A-TEEM™ Molecular Fingerprinting: A New and Exciting Spectroscopy Technique
A-TEEM™ is a new molecular fingerprinting technique with many advantages. All colored molecules exhibit unique molecular absorbance and transmittance spectra; many colored molecules also exhibit unique fluorescence excitation and emission spectra that can be measured as an excitation-emission matrix (EEM). Simultaneously combining Absorbance–Transmission and EEM is a new technique (A-TEEM) that provides a distinct molecular fingerprint with numerous potential applications. The A-TEEM acquisition and analysis timeframe is on the order of seconds to minutes thus effectively competing with other techniques and procedures that may take hours to weeks! A-TEEM has already proven in many cases to be more effective in protein, vaccine, wine and water research, quality and process applications than HPLC and vibrational spectroscopy.
Dr. Adam Gilmore
Adam Gilmore, PhD, is a Fluorescence Product Manager at Horiba Instruments Inc. He received his Ph.D. in 1992 from the University of Hawaii at Manoa in the Department of Plant Molecular Physiology.

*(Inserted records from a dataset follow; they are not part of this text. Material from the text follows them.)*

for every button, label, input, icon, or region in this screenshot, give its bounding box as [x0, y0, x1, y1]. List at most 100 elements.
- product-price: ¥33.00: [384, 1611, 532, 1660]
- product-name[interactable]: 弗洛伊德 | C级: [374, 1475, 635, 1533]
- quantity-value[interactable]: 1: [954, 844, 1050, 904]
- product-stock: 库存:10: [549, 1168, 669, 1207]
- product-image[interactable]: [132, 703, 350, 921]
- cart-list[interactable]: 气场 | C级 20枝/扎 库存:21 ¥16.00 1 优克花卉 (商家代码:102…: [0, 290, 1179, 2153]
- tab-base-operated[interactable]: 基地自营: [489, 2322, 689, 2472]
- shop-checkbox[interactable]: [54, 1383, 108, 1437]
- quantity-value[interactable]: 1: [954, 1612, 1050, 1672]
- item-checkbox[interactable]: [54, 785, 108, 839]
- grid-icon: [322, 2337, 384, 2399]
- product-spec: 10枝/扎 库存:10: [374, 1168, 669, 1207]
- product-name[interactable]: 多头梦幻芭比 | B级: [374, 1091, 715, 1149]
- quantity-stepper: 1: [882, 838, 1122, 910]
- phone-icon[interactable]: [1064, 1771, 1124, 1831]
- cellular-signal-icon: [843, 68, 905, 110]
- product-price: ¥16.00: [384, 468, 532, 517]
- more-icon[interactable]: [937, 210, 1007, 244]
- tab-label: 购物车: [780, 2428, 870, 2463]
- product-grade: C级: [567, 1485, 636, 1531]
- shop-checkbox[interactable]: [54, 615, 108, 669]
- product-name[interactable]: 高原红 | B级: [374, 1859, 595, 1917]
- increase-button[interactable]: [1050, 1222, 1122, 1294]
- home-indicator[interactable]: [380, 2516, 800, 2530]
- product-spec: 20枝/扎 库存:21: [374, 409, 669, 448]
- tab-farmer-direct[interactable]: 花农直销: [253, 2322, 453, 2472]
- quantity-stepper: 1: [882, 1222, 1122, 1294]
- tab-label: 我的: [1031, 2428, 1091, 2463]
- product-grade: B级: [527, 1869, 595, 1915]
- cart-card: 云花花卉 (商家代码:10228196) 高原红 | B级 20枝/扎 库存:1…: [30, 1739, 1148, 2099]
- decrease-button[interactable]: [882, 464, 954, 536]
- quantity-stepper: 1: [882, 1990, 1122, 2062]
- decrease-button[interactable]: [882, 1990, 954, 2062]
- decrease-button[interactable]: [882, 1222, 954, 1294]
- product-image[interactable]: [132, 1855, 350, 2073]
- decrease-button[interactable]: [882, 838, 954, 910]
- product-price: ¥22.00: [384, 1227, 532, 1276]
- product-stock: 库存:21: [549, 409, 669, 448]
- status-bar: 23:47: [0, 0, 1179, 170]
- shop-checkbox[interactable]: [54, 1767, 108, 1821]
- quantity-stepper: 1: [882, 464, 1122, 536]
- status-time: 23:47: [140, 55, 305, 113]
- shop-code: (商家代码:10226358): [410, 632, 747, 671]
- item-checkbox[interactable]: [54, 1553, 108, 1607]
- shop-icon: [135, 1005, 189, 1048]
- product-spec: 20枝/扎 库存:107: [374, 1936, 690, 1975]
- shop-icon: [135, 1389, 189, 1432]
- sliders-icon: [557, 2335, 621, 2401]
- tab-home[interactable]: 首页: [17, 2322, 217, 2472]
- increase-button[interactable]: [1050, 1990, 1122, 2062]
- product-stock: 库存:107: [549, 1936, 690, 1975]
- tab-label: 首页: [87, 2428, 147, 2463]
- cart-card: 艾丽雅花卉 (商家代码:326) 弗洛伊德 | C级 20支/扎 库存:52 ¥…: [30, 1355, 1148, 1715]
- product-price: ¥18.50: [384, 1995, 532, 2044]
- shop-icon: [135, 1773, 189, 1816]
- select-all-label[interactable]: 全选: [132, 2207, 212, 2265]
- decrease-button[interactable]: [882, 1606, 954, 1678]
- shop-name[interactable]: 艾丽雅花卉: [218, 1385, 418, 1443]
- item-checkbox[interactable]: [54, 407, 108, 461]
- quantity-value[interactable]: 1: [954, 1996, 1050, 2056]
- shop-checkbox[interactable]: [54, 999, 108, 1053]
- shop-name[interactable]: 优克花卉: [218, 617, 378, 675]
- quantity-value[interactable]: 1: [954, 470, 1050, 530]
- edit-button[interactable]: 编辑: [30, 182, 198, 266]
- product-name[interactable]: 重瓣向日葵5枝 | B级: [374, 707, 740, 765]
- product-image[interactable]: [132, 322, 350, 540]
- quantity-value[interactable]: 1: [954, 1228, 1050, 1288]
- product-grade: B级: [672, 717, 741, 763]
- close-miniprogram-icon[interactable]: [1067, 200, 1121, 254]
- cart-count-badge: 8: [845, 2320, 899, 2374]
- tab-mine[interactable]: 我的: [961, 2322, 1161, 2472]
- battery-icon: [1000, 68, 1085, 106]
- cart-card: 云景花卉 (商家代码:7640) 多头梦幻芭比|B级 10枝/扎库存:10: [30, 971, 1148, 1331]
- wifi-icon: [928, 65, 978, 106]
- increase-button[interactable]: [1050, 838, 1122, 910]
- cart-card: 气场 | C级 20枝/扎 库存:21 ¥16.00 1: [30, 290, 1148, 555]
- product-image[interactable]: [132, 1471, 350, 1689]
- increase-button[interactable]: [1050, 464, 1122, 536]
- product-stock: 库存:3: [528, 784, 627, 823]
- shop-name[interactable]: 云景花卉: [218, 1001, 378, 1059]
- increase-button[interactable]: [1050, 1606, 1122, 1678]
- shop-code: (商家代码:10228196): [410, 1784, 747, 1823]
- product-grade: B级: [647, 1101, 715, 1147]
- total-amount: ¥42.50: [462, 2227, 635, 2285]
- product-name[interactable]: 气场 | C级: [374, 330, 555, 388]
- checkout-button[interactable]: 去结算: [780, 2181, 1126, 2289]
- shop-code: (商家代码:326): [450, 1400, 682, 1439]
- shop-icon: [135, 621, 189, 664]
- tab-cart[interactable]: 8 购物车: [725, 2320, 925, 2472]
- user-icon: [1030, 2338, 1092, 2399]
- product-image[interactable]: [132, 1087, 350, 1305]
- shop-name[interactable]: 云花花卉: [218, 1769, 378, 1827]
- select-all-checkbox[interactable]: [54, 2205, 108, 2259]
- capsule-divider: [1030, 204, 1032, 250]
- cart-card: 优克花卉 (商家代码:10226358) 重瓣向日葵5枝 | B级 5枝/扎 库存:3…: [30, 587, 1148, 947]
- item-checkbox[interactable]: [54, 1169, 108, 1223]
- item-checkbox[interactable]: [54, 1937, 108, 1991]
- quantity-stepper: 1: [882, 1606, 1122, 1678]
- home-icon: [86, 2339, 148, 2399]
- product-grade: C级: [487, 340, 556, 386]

His dissertation centered on the first simultaneous absorbance and fluorescence measurements to define a causal relationship between xanthophyll-cycle carotenoids and photoprotective nonradiative dissipation of excess energy in photosystem II, measured by chlorophyll fluorescence. He pursued the physiological significance of this subject during his first postdoctoral tenure at the Carnegie Institution of Washington’s Department of Plant Biology and its biophysical mechanism during his second postdoctoral tenure at the University of Illinois at Urbana Champaign’s Laboratory for Fluorescence Dynamics. He worked for seven years at the Australian National University as a Research Fellow and Fellow followed by a one year sabbatical at UC Berkeley’s LNL before joining Horiba in 2004. At Horiba he has developed and patented application-specific instruments and software methods with primary foci on nanotechnology, water treatment monitoring, and molecular fingerprinting applications. The most significant developments have included simultaneous absorbance-fluorescence instruments utilizing multichannel detectors.